"You're clever. I'm sure it'll come to you."
I was sort of lukewarm about the theme song initially but, exactly as with the new Soundgarden single, something has clicked and it's really growing on me. The lyrics are such wonderfully poetic gibberish, too, and it's tempting to read all sorts of unintended echoes from the story, whether they start as a cross in you or not.
This is a big, big episode. Lots of plot stuff happens, obviously, but Martin's life is suddenly falling apart. I say suddenly, but it feels earned; it was foreshadowed last episode. The moments of rage that we saw last episode are becoming more irrational, and his casual adultery- which we thought had been tied up last episode and which is, perhaps, another symptom- suddenly leads to him being thrown out of the marital home. And if that isn't enough, August is sleeping with Saga who, naturally, doesn't understand why he's upset. In this episode he goes to unreasonable lengths in his suspicions of both Stefan and Saif. He's losing his grip on the case, and it's Saga who makes the running.
And yet we're beginning to see possible chinks in Saga's armour, too. Her sister committed suicide at fourteen, the same age as Anja, and it's not hard to see the obvious link, that she blames herself for both of their deaths. Martin instinctively sees this connection. Perhaps he understands her better than she understands herself. Perhaps he's seeing things that aren't there. Perhaps the point is simply that other people are always, in the end, unknowable. But it seems, right now, that Saga's distance from the world of feeling is leaving her in a better state than Martin.

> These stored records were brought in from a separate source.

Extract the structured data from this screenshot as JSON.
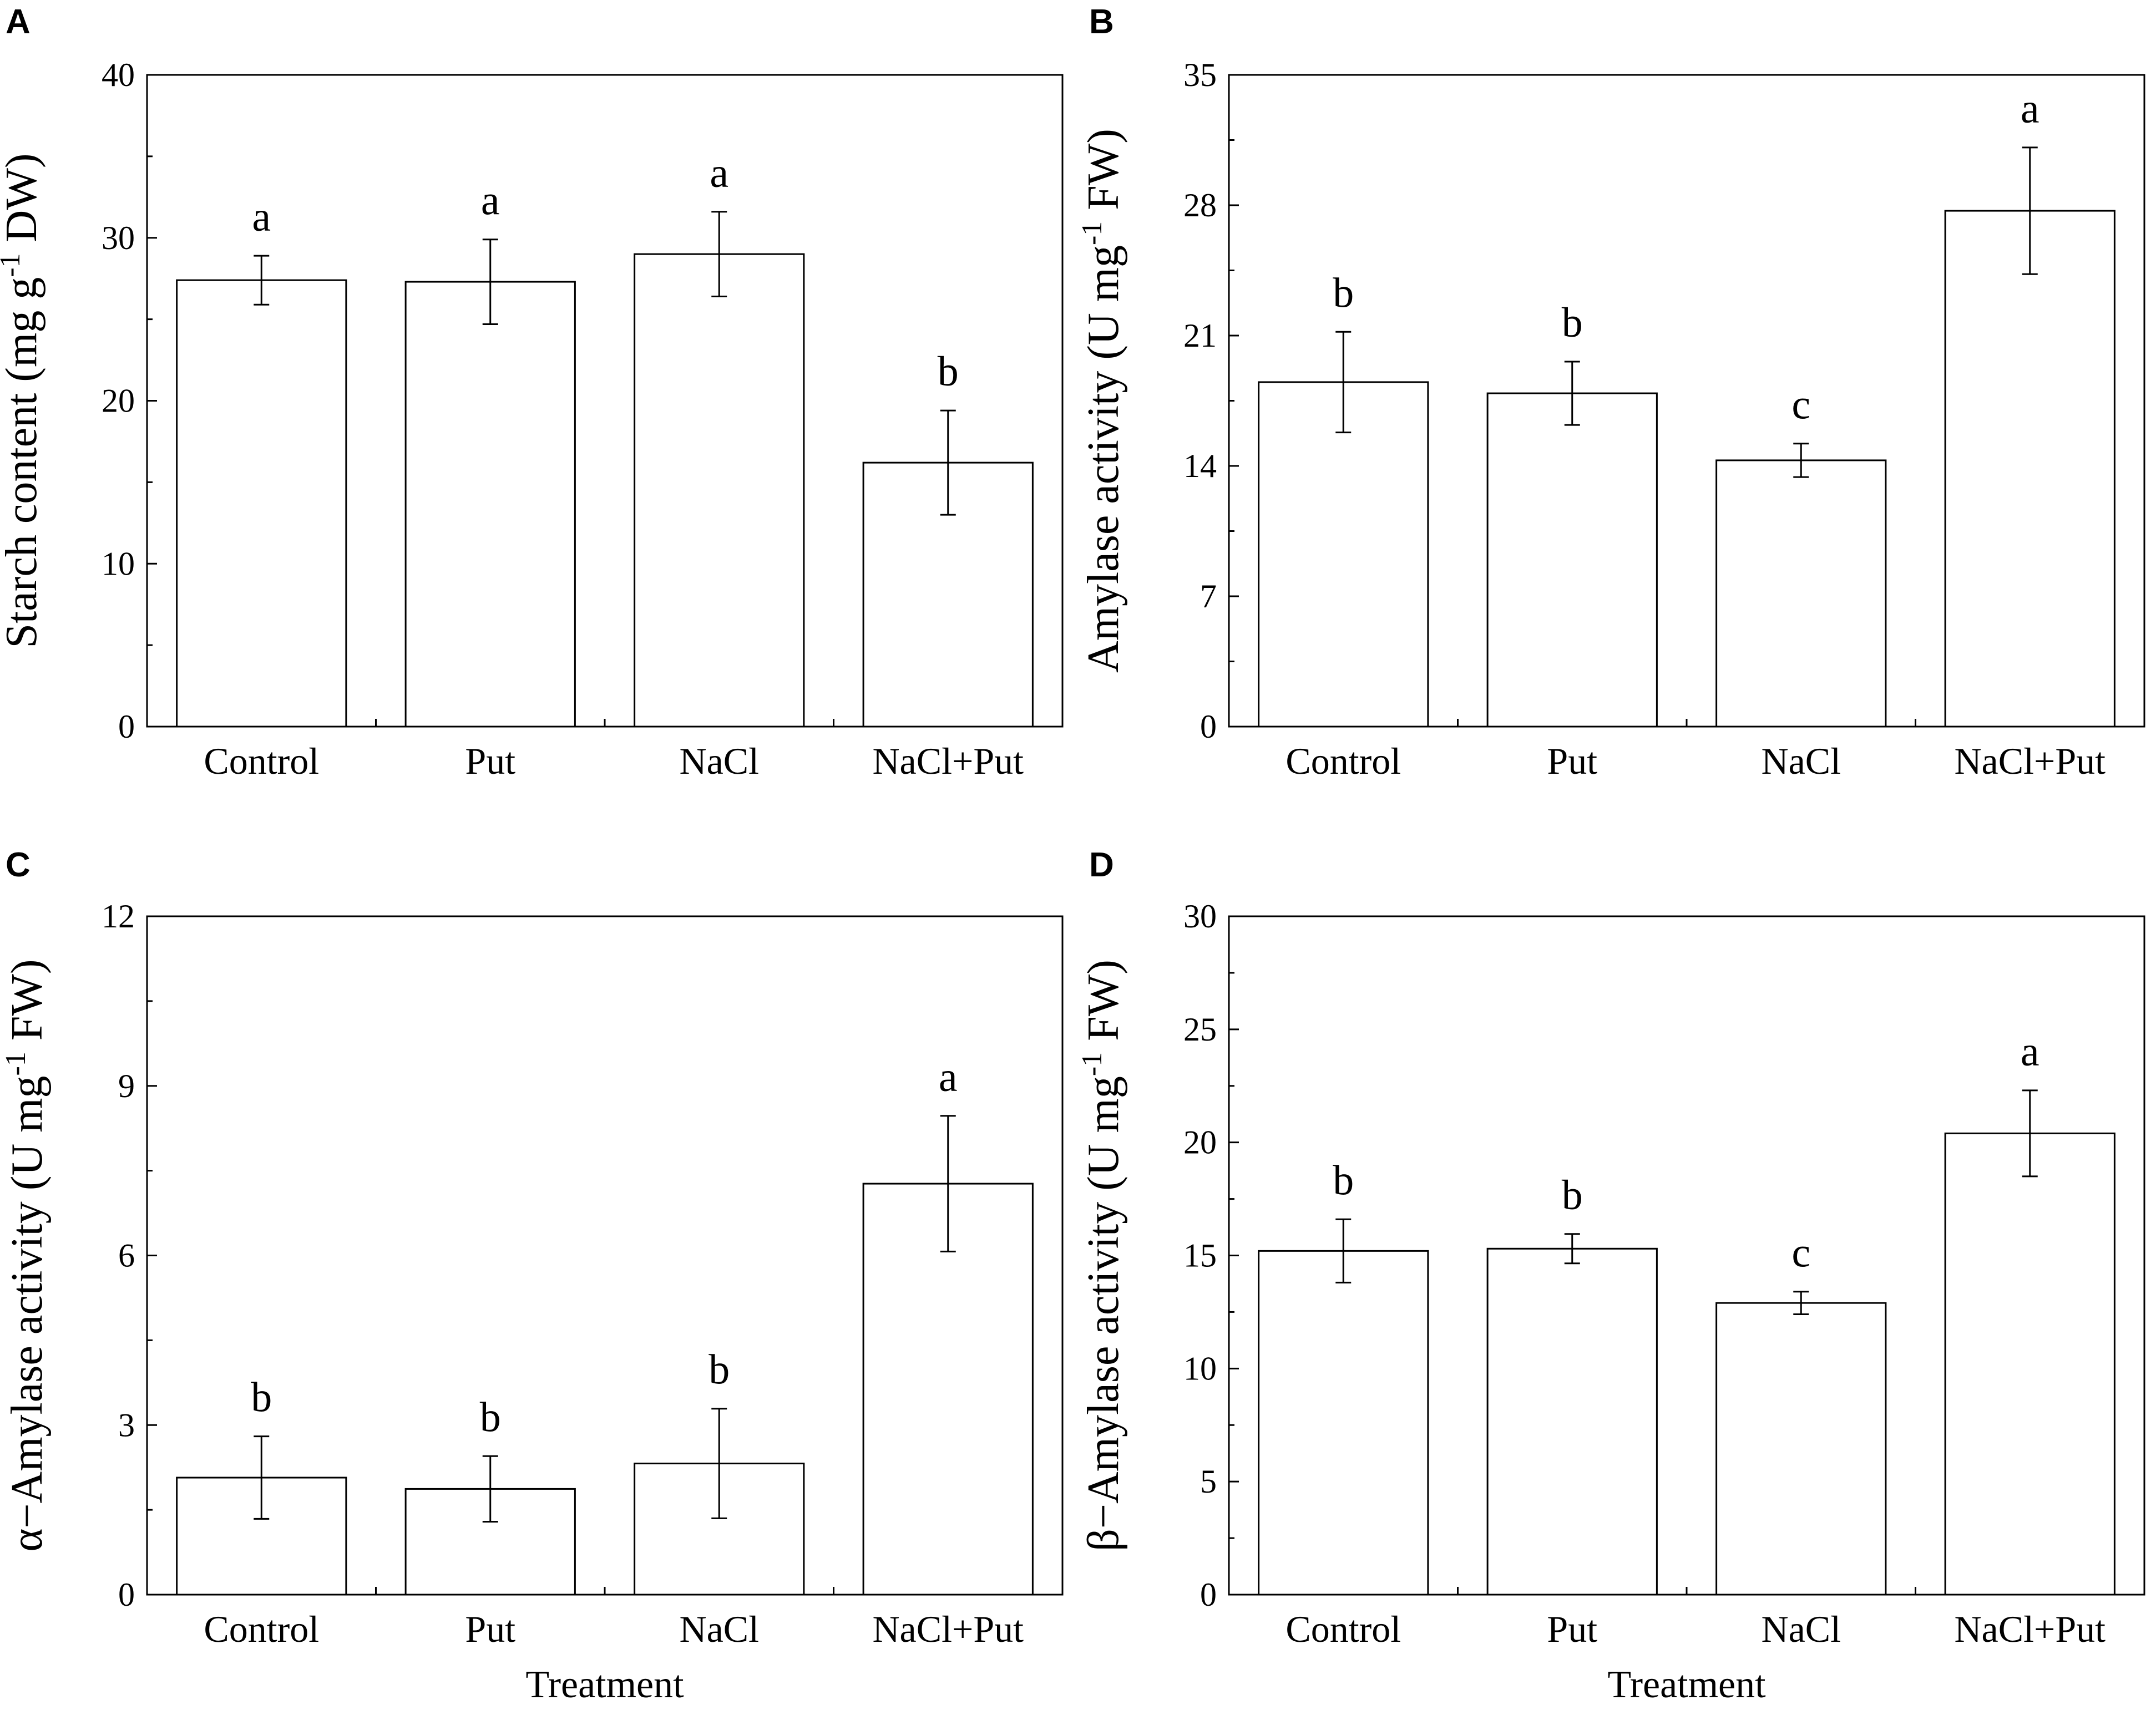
{
  "chart_data": [
    {
      "type": "bar",
      "panel": "A",
      "categories": [
        "Control",
        "Put",
        "NaCl",
        "NaCl+Put"
      ],
      "values": [
        27.4,
        27.3,
        29.0,
        16.2
      ],
      "errors": [
        1.5,
        2.6,
        2.6,
        3.2
      ],
      "letters": [
        "a",
        "a",
        "a",
        "b"
      ],
      "ylabel": "Starch content (mg g",
      "ylabel_sup": "-1",
      "ylabel_end": " DW)",
      "ylim": [
        0,
        40
      ],
      "yticks": [
        "0",
        "10",
        "20",
        "30",
        "40"
      ],
      "xlabel": ""
    },
    {
      "type": "bar",
      "panel": "B",
      "categories": [
        "Control",
        "Put",
        "NaCl",
        "NaCl+Put"
      ],
      "values": [
        18.5,
        17.9,
        14.3,
        27.7
      ],
      "errors": [
        2.7,
        1.7,
        0.9,
        3.4
      ],
      "letters": [
        "b",
        "b",
        "c",
        "a"
      ],
      "ylabel": "Amylase activity (U mg",
      "ylabel_sup": "-1",
      "ylabel_end": " FW)",
      "ylim": [
        0,
        35
      ],
      "yticks": [
        "0",
        "7",
        "14",
        "21",
        "28",
        "35"
      ],
      "xlabel": ""
    },
    {
      "type": "bar",
      "panel": "C",
      "categories": [
        "Control",
        "Put",
        "NaCl",
        "NaCl+Put"
      ],
      "values": [
        2.07,
        1.87,
        2.32,
        7.27
      ],
      "errors": [
        0.73,
        0.58,
        0.97,
        1.2
      ],
      "letters": [
        "b",
        "b",
        "b",
        "a"
      ],
      "ylabel": "α−Amylase activity (U mg",
      "ylabel_sup": "-1",
      "ylabel_end": " FW)",
      "ylim": [
        0,
        12
      ],
      "yticks": [
        "0",
        "3",
        "6",
        "9",
        "12"
      ],
      "xlabel": "Treatment"
    },
    {
      "type": "bar",
      "panel": "D",
      "categories": [
        "Control",
        "Put",
        "NaCl",
        "NaCl+Put"
      ],
      "values": [
        15.2,
        15.3,
        12.9,
        20.4
      ],
      "errors": [
        1.4,
        0.65,
        0.5,
        1.9
      ],
      "letters": [
        "b",
        "b",
        "c",
        "a"
      ],
      "ylabel": "β−Amylase activity (U mg",
      "ylabel_sup": "-1",
      "ylabel_end": " FW)",
      "ylim": [
        0,
        30
      ],
      "yticks": [
        "0",
        "5",
        "10",
        "15",
        "20",
        "25",
        "30"
      ],
      "xlabel": "Treatment"
    }
  ]
}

Interestingly, the murderer seems to understand Saga too, to an extent. The conversation between the two of them indicates that she may even be a factor in his plan. But it's her, of course, who works out in the very last moment that he must be a police officer. He certainly knows stuff that only police officers would know.
As for other characters- well, Saif and his unnamed father are more or less stereotypes, or more charitably stock characters who could have stepped out of a Hanif Kureishi novel but then, I suppose, they're only there to dramatise the murderer's latest "problem", the failure of integration and the treatment of immigrants. Interestingly, though, Saga is beginning to suspect that all of these issues are just a smokescreen; the murderer's motive is personal, not political.
Interestingly, Ferbé starts to fall apart here, too, with his overdose on pills in that horrible trendy club. He seems quite shaken by it all, suddenly aware of mortality and disturbed that he technically died briefly, yet there was no tunnel of light, only darkness. For someone with such an ego it must be terrifying to contemplate the extinction of that ego. Ake, meanwhile, seems to be taking his place. Perhaps nice guys sometimes finish first.
Yet again, I have no idea where this is going, and I love it.